For all this, you’d think there has been no progress in numeric dense linear algebra. This isn’t remotely true. It is one of the most interesting areas in computer science research at present. All kinds of crazy things have happened since LAPACK was written. They’re scattered to the winds, existing as scraps of C/Matlab/Fortran. In fact, I would even go so far as to say LAPACK doesn’t even contain the most interesting subset of available dense numeric linear algebra routines, though it inarguably contains the most useful subset. Just one obvious example of its deficiencies; the standard eigen-decomposition routine in LAPACK calculates the complete eigen-decompostion of a matrix. Very often, you only need the top eigenvectors, and that’s a lot cheaper; you can use a Lanczos algorithm. What does one do when this happens? Well, there’s this other ancient Fortran numeric linear algebra package called ARPACK out there. Usually, this gets used, very often for this one function.  What about sparse methods? Well, that’s another package. In Fortran days it was IMSL or SparseKit. Now a days, there are many choices.

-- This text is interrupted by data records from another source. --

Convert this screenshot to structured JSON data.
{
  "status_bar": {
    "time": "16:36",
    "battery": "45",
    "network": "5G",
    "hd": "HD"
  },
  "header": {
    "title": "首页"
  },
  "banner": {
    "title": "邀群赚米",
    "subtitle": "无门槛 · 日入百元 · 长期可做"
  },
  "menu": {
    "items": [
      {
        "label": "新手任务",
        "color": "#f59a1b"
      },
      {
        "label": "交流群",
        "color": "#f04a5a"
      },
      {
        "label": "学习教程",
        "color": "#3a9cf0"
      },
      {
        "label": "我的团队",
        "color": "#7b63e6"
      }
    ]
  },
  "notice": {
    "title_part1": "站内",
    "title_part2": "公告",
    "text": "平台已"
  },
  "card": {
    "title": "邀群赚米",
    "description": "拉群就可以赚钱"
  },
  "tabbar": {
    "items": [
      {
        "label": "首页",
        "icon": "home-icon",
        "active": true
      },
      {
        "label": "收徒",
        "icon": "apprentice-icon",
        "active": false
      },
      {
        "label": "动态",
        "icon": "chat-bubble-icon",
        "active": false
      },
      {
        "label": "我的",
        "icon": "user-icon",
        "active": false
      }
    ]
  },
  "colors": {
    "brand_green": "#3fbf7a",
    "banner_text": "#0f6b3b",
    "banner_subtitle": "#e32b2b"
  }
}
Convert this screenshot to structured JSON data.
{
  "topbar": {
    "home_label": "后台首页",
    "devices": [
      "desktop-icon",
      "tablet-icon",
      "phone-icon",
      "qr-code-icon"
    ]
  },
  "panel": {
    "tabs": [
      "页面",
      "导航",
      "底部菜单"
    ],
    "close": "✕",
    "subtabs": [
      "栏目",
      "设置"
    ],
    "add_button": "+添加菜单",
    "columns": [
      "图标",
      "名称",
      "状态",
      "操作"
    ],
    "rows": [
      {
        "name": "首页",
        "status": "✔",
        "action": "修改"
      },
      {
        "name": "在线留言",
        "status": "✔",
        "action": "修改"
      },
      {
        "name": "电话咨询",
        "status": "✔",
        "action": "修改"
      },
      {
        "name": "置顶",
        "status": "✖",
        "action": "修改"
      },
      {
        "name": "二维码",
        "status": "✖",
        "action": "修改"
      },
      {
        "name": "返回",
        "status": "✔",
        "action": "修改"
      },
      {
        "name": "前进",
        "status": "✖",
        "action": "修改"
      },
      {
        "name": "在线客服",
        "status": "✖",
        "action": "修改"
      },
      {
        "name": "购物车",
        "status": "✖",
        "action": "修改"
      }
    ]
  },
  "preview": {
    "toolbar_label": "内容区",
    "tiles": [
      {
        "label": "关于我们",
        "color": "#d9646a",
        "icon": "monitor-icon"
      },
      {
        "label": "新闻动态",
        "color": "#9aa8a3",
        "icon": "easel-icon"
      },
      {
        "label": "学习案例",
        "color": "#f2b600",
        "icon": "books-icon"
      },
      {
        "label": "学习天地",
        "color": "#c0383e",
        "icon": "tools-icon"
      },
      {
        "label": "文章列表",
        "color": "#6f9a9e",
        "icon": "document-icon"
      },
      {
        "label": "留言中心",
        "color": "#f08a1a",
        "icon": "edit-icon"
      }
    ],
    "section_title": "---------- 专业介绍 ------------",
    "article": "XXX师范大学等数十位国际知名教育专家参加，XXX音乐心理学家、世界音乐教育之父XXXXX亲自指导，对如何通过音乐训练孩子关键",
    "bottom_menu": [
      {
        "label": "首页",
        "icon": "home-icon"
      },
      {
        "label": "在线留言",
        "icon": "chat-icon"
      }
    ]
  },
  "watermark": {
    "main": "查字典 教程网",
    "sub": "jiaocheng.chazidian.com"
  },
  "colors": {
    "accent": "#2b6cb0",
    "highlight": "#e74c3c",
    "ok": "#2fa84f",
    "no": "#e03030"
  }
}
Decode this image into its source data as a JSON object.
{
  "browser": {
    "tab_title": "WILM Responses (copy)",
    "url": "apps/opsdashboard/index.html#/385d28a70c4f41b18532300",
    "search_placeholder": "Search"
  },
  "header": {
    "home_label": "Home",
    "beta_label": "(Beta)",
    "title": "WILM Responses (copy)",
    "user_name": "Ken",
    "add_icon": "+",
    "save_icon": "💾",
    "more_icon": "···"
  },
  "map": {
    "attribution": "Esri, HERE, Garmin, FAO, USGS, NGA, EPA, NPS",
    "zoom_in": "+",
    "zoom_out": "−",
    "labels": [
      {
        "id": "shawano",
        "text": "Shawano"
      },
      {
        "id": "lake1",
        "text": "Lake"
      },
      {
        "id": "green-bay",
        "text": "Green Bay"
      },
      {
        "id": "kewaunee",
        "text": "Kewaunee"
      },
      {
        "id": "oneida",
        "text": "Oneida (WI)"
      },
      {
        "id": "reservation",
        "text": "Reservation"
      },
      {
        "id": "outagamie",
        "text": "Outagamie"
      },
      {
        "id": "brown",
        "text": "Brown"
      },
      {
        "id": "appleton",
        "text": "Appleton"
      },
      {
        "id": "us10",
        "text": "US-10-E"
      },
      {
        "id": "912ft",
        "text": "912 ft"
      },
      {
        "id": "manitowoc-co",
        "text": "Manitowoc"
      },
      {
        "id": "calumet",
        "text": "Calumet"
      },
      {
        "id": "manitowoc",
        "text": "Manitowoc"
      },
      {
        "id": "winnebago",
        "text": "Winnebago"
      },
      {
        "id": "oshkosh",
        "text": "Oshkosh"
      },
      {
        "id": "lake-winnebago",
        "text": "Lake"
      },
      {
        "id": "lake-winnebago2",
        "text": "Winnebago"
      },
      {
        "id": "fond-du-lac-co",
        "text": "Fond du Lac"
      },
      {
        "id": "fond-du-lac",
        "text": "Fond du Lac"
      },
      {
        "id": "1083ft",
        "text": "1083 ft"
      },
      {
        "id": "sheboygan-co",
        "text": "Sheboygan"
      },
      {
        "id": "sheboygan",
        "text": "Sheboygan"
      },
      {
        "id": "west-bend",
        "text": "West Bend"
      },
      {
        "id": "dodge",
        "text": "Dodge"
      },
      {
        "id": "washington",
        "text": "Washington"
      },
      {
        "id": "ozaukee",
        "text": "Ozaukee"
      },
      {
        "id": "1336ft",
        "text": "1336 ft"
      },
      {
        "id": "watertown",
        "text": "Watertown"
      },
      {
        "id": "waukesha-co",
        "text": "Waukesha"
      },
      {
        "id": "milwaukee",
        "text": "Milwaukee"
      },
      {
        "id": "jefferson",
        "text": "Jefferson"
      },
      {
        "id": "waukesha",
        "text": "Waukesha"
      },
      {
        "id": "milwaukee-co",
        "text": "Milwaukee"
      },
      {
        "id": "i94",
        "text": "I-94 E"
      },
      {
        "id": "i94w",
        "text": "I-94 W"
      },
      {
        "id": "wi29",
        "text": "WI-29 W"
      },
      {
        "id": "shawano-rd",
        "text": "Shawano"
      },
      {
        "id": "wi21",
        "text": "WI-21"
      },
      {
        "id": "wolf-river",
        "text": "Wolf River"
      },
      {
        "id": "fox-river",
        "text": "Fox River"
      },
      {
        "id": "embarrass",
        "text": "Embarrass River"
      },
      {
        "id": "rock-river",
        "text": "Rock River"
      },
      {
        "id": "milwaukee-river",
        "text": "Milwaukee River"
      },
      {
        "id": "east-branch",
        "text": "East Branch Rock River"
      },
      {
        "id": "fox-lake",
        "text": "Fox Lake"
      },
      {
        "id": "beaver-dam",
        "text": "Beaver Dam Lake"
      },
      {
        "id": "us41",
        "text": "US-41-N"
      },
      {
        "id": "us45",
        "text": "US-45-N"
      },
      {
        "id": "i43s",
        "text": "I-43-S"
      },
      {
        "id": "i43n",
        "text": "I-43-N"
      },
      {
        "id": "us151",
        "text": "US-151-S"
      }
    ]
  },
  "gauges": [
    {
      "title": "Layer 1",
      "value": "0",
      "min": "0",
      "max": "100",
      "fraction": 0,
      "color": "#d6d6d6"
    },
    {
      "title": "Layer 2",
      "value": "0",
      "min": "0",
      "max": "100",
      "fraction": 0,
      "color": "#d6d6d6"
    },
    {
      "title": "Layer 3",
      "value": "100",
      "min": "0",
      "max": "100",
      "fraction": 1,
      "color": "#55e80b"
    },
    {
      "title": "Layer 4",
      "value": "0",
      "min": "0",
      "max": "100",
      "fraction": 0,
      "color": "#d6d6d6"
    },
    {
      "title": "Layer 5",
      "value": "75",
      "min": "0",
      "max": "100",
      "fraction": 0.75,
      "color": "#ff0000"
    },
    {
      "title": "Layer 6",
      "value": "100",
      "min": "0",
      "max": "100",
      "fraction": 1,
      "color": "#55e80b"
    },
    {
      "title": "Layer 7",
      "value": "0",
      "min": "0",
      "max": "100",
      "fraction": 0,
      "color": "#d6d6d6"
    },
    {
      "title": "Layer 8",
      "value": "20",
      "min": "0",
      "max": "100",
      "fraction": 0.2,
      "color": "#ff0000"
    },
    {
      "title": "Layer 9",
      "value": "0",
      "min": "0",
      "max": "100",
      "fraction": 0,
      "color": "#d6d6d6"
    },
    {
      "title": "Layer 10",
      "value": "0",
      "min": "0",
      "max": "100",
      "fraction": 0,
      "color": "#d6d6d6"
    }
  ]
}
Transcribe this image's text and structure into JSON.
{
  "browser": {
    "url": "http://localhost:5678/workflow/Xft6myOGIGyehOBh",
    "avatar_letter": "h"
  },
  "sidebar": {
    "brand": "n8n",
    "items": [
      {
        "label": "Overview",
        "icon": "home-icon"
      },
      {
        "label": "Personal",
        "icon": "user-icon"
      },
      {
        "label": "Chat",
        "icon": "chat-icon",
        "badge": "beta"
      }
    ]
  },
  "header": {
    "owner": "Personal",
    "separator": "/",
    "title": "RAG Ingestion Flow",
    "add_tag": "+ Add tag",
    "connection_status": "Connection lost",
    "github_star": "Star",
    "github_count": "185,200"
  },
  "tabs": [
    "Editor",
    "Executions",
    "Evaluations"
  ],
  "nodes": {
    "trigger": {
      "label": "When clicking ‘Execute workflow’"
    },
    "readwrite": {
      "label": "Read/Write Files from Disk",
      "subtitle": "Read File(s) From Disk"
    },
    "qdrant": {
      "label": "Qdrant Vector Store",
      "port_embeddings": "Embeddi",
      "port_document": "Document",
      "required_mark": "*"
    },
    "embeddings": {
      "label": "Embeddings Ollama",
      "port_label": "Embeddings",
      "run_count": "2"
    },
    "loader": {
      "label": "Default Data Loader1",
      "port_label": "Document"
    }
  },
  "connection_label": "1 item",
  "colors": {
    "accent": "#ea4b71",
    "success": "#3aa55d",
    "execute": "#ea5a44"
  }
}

If I had to bet on a future linear algebra package taking over, it would be libelemental.  I only heard about this last year (thanks Ryan), and I have yet to use it for anything important, but it appears to be a very good place to stick new numeric linear algebra algorithms. The problem with it is it depends on a lot of other stuff; LAPACK,  libFLAME (optionally for the good parts anyway), Scalapack (old Fortran code for distributed matrix math) and the kitchen sink. It would be nice if they eventually replace these old pieces, but in the meanwhile, it has a decent framework for fetching and building some version of them. A very big upside to libelemental is it gives you access to a lot of useful old code, via a nice modern C API and a modern C++ API. It also gives you access to some useful things built on top of these guys, such as non-negative matrix factorization and skeleton decomposition. It  includes convex optimization routines, logistic regression, and quite  few other things that are nice to have kicking around. With luck, Jack Poulson, the primary author, will dedicate enough of his time to keep this going and turn it into something that lots of other code depends on out of the box. Seems like there is enough interest at Stanford to keep this moving forward.